How UMaine keeps students toasty

Few people visit the steam plant, but the workers there know if nobody worries about it, they’re doing their jobs correctly. They know it’s best if the only thought given to how the buildings on campus are heated occurs after seeing steam leak from a manhole. Even so, they appreciate a visit now and then, such as when art students stop by to paint the brightly colored, geometrically patterned pipes that fill the building.

Since 1910, the University of Maine steam plant has been operating non-stop to keep heat flowing to buildings on campus. The steam plant operates 24 hours a day, seven days a week, 365 days a year. Shutting down the plant would mean not only the loss of heat to almost all the buildings on campus, but also damage to the machines. There are 11 full-time employees who keep an eye on temperatures and pressures every second of every day.

The exact workings of the steam plant are complex, consisting of five boilers in the plant and approximately 8 miles of pipe throughout the campus. The plant acts as a circular, self-servicing entity, relying on itself to ensure smooth operation. For example, the water is heated before it enters the furnaces, almost to boiling point, by steam from the same furnaces.

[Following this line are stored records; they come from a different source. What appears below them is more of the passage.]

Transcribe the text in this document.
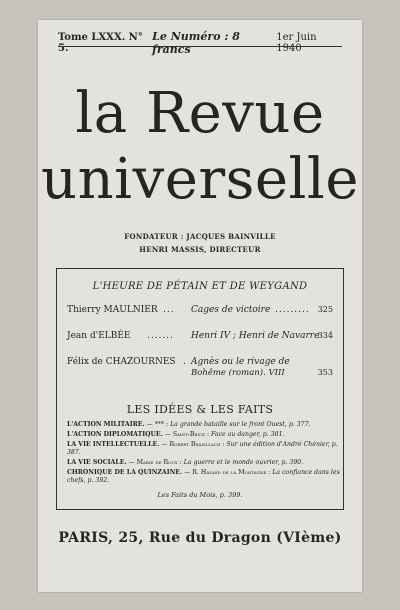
Tome LXXX. N° 5.
Le Numéro : 8 francs
1er Juin 1940
la Revue
universelle
FONDATEUR : JACQUES BAINVILLE
HENRI MASSIS, DIRECTEUR
L'HEURE DE PÉTAIN ET DE WEYGAND
Thierry MAULNIER ... Cages de victoire ......... 325
Jean d'ELBÉE ....... Henri IV ; Henri de Navarre
334
Félix de CHAZOURNES . Agnès ou le rivage de
Bohême (roman). VIII	353
LES IDÉES & LES FAITS
L'ACTION MILITAIRE. — *** : La grande bataille sur le front Ouest, p. 377.
L'ACTION DIPLOMATIQUE. — Saint-Brice : Face au danger, p. 381.
LA VIE INTELLECTUELLE. — Robert Brasillach : Sur une édition d'André Chénier, p. 387.
LA VIE SOCIALE. — Marie de Roux : La guerre et le monde ouvrier, p. 390.
CHRONIQUE DE LA QUINZAINE. — R. Havard de la Montagne : La confiance dans les chefs, p. 392.
Les Faits du Mois, p. 399.
PARIS, 25, Rue du Dragon (VIème)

The water is, of course, a central part of the entire process – without water flowing through its tubes, the furnaces would melt in minutes. The water is purchased from the city and further treated to soften it and remove as many impurities as possible. While the water from the city is clean enough to drink, with the amount of water the steam plant uses a day – more than 200,000 gallons – the otherwise harmless impurities can build inside the furnaces and pipes. When the oil furnaces are in use the steam is also used to heat up the thick, almost tar-like oil used in those furnaces.

When the water enters the furnace, it is circulated in pipes and heated by a fire at approximately 1,200 to 1,500 F. The steam is pumped at high pressure to each building on campus through the network of pipes, and the heat is radiated into the air. Once the steam condenses back into water, it is piped back to the steam plant, where it is reused.

About 85 percent of the steam makes it back as water; the rest is lost because of leakage. A worker explained that recycled water is “the best kind of water” because it is in its purest state and does not need to go through the chemical purification process again.

How the campus was heated prior to the steam plant is not exactly known, but the steam plant’s superintendent, Chuck Spalding, said the individual buildings were probably heated with wood stoves or furnaces.

In 1910, the steam plant was constructed to serve as a centralized source for heat. The plant originally burned coal, but in 1946 the plant installed two oil furnaces that remain in place today. Two larger oil furnaces and a furnace equipped to burn both natural gas and oil are used today, with the gas-burning furnace doing most of the work.

When they do use the oil-burning furnace, it burns as many as 14,500 gallons of no. 6 oil per day in January.

Besides being cheaper to operate, the gas-powered furnace also has the added bonus of producing less emissions than the oil-powered furnaces, Spalding said. Therefore, the natural gas powered furnace operates most of the year, with one of the oil furnaces used in the winter months as needed.

The employees of the steam plant work hard for little recognition. They are in charge of millions of dollars worth of equipment and are a crucial gear in the workings of the school. It gets toasty in the steam plant, but they keep on working.